That picture hanging in the front foyer of my grandparents’ home had a powerful influence on me. I lived in the small prairie town of Raymond, where my grandparents lived. I could walk to their home, so I visited often. I remember frequently standing quietly alone in the foyer, reverently looking at that picture of the First Presidency. I remember thinking about why my grandparents thought it was so important to honor the First Presidency and have that picture prominently displayed in their home. All who entered would see it. Perhaps most importantly, for their children and grandchildren it was a constant reminder of what was deeply important in the hearts and lives of Grandma and Grandpa.
Years later I concluded that displaying the picture of the First Presidency was equivalent to Joshua’s beautiful expression: “Choose you this day whom ye will serve; … as for me and my house, we will serve the Lord” (Joshua 24:15).

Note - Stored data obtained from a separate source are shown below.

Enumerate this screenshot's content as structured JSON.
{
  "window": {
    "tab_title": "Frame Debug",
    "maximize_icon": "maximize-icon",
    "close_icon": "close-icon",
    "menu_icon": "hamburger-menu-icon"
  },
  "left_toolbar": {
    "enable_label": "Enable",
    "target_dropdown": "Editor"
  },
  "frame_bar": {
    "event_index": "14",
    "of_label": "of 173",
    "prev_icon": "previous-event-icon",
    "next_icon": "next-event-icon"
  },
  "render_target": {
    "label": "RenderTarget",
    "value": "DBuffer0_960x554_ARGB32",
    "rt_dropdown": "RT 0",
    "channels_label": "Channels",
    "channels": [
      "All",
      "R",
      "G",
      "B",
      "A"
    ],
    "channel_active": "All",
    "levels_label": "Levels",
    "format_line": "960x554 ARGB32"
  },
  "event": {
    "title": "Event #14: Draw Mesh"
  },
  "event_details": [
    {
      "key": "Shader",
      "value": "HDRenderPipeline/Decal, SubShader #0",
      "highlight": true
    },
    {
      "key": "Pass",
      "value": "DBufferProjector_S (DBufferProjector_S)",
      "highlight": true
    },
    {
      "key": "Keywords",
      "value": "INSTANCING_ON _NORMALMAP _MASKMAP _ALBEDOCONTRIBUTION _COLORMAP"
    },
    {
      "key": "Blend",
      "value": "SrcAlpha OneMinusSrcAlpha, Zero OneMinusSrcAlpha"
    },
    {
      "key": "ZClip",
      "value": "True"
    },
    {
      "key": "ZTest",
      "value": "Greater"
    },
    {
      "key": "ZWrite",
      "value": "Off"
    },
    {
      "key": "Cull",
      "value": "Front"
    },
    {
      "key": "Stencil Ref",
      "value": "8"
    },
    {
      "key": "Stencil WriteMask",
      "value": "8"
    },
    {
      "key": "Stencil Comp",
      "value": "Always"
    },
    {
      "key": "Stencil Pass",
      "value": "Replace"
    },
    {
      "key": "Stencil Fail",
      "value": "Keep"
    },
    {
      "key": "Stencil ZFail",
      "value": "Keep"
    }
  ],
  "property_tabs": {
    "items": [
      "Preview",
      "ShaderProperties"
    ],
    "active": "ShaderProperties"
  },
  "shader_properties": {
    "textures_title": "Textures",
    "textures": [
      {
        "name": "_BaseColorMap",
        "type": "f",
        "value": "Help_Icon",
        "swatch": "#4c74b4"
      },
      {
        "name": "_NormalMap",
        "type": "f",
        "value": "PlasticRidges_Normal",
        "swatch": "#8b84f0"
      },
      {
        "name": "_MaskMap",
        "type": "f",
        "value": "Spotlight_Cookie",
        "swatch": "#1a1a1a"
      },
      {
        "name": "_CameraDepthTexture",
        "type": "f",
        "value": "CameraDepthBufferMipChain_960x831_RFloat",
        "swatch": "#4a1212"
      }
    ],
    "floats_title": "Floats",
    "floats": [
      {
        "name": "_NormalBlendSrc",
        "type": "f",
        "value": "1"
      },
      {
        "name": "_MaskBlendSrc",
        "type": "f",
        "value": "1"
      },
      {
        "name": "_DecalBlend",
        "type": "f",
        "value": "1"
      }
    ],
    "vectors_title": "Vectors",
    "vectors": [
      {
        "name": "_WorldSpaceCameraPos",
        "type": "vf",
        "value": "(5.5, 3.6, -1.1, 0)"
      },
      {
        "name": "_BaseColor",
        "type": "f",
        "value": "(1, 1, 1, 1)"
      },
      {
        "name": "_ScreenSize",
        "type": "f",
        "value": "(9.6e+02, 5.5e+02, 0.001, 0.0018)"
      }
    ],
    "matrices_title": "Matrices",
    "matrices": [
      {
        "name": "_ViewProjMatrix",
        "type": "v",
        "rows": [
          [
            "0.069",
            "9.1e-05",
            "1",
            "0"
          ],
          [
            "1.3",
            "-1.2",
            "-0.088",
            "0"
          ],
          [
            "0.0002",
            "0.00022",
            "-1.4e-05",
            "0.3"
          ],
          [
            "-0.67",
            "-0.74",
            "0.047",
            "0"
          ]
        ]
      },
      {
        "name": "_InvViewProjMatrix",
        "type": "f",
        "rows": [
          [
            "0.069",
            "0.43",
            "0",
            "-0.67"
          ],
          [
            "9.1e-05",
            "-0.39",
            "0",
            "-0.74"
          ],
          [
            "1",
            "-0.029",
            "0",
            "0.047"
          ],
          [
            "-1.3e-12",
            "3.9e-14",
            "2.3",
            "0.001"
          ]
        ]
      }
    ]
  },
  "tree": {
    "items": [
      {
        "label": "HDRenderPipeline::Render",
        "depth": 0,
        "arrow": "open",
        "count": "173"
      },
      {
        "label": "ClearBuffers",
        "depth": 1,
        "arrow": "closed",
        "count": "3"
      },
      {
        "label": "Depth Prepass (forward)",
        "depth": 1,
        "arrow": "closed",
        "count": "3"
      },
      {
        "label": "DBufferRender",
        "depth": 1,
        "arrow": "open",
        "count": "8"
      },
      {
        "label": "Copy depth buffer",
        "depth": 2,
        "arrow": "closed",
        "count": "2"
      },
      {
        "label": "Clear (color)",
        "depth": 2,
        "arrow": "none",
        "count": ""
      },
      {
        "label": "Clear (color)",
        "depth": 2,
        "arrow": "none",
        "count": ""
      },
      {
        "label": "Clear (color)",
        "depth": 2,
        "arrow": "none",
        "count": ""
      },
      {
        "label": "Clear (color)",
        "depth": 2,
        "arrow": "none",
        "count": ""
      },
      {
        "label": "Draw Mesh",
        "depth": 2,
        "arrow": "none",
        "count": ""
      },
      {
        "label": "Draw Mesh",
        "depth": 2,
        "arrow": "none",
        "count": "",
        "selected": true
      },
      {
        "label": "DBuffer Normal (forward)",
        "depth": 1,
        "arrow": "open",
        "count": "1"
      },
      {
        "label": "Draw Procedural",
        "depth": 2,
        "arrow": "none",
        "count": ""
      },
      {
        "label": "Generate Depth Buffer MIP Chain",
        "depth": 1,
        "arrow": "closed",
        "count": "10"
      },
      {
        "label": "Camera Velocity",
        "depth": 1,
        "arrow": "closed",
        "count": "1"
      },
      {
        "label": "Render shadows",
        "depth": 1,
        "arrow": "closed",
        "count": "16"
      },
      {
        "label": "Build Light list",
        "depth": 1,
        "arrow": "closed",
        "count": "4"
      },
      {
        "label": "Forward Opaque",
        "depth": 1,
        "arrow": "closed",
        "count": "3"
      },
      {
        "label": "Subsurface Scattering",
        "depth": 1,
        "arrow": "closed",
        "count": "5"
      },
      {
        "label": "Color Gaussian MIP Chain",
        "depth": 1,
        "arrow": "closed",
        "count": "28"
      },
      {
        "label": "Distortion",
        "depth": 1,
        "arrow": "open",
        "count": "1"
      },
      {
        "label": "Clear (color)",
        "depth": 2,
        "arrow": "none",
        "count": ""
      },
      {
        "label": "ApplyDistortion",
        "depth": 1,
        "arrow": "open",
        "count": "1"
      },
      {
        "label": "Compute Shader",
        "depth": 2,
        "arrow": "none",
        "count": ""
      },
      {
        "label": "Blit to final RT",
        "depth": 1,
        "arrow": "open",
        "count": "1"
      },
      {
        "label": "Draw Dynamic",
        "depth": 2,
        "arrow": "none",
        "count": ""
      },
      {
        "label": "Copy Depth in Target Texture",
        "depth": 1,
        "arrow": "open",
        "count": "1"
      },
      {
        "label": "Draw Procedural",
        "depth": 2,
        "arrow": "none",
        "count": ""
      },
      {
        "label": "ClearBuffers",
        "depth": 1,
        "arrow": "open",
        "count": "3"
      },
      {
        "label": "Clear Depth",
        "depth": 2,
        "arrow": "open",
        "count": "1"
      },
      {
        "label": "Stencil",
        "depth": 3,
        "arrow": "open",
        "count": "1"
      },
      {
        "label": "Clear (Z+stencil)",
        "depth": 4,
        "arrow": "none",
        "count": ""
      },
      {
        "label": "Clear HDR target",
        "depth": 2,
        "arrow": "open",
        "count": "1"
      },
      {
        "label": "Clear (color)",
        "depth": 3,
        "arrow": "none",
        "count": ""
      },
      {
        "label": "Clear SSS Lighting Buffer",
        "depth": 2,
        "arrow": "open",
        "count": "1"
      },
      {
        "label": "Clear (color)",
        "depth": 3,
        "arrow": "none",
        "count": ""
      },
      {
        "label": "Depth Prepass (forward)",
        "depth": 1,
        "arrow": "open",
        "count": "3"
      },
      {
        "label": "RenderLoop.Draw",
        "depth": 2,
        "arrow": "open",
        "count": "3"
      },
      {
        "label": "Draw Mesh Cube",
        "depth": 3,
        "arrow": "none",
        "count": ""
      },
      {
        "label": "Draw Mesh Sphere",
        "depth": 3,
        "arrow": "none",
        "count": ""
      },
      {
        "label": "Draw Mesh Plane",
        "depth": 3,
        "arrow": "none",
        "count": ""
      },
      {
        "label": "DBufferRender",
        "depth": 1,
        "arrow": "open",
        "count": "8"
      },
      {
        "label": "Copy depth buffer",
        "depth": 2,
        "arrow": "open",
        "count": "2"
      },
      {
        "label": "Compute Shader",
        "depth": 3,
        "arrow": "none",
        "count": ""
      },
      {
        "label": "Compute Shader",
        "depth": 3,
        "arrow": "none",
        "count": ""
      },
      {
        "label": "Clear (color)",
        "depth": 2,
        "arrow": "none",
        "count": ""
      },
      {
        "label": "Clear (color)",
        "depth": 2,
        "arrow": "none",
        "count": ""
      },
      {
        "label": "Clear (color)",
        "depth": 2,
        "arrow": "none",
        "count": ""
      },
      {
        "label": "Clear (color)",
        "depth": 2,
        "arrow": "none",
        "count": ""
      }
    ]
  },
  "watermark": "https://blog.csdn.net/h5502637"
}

All who entered the home of James and Fannye Walker knew that written upon their hearts were the words “As for us and our house, we will serve the Lord.” As their grandson, I knew it, and I have never forgotten it.
As a boy I didn’t understand so well the significance of there being three in the First Presidency rather than having one President. I knew, of course, that Jesus had selected Peter, James, and John, not just Peter. I knew that my father was one of three men in the bishopric, serving as a counselor to Bishop J. O. Hicken. I knew my grandfather was the stake president and that he had two counselors who stood beside him (President John Allen and President Leslie Palmer).
In every case—a presidency—not just consisting of one man as the leader but as three who led together.
In Primary I had learned the Articles of Faith and grew to love them. The Articles of Faith give our youth comfort and confidence as they learn the fundamental doctrines of the Church. I then knew that “a man must be called of God, by prophecy, and by the laying on of hands by those who are in authority, to preach the Gospel and administer in the ordinances thereof” (Articles of Faith 1:5).
In 1835 the Lord revealed to the Prophet Joseph Smith the proper order of presidencies in the Church:
“Of necessity there are presidents, or presiding officers. …
“Of the Melchizedek Priesthood, three Presiding High Priests, chosen by the body, appointed and ordained to that office, and upheld by the confidence, faith, and prayer of the church, form a quorum of the Presidency of the Church” (D&C 107:21–22).
“A quorum of three presidents” (D&C 107:29)—not a president and two vice presidents but three presiding high priests. A quorum of three presidents—the First Presidency of the Lord’s Church.
The world does not organize itself this way, but this is how the Lord organized and structured His Church.
It brings to mind the scripture:
“For my thoughts are not your thoughts, neither are your ways my ways, saith the Lord.
“For as the heavens are higher than the earth, so are my ways higher than your ways, and my thoughts than your thoughts” (Isaiah 55:8–9).
At about the time of my seventh birthday, I learned a little about succession in the Presidency when President George Albert Smith passed away. Sometime later the picture in Grandma and Grandpa’s foyer was replaced by a beautiful picture of President David O. McKay and his counselors Stephen L Richards and J. Reuben Clark Jr.
As a boy I certainly didn’t understand the deep significance or the process of succession in the Presidency—but I knew that the prophet had died and that we were led by a new prophet of God, with two counselors at his side.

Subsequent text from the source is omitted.